Executives at NBC, where Miss Couric was paid $15 million a year, brimmed with well wishes yesterday. CBS brass offered unrestrained praise, while Mr. Schieffer said he “couldn’t be happier.”

Unless the network overhauls its news format, the honey-haired host must trade cushy chat for hard news.

Her 15 years on “Today” consisted of feel-good fare punctuated by almost daily zingers against Republican guests and conservative issues. She once opened a show by calling former President Ronald Reagan “an airhead.” Miss Couric did not hide her enthusiasm for Democrats and liberal causes, or her distaste for the war in Iraq.
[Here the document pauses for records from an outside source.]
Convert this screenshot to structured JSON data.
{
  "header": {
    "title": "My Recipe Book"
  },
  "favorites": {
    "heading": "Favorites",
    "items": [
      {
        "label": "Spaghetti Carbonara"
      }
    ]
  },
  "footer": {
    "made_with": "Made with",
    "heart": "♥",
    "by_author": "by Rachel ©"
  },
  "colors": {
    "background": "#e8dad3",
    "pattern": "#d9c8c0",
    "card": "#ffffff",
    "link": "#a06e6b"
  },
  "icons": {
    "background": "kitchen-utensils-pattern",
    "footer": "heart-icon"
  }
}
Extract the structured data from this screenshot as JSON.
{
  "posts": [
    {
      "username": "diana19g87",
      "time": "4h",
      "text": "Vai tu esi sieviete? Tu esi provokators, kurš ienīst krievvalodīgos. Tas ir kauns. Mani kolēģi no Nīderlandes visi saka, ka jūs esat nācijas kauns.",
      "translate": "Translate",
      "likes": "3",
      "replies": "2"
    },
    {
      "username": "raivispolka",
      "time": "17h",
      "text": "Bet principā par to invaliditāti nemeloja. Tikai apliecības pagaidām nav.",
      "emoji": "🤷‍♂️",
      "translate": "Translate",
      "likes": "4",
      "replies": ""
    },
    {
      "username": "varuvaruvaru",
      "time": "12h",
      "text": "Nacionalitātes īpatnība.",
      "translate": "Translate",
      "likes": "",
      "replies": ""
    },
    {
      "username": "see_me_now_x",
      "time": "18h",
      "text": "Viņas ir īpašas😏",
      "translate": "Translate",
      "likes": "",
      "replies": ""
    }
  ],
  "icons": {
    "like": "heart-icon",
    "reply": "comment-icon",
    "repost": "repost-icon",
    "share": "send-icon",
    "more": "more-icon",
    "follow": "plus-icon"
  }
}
When Rep. Nancy Pelosi became House minority leader, Miss Couric’s message to the California Democrat was “You go, girl.” Her comment to Secretary of State Condoleezza Rice on Iraq: “It must be very frustrating at times to see things unraveling so.” In recent interviews, she also praised former President Bill Clinton and wife Sen. Hillary Rodham Clinton, New York Democrat, for their candor with the American public.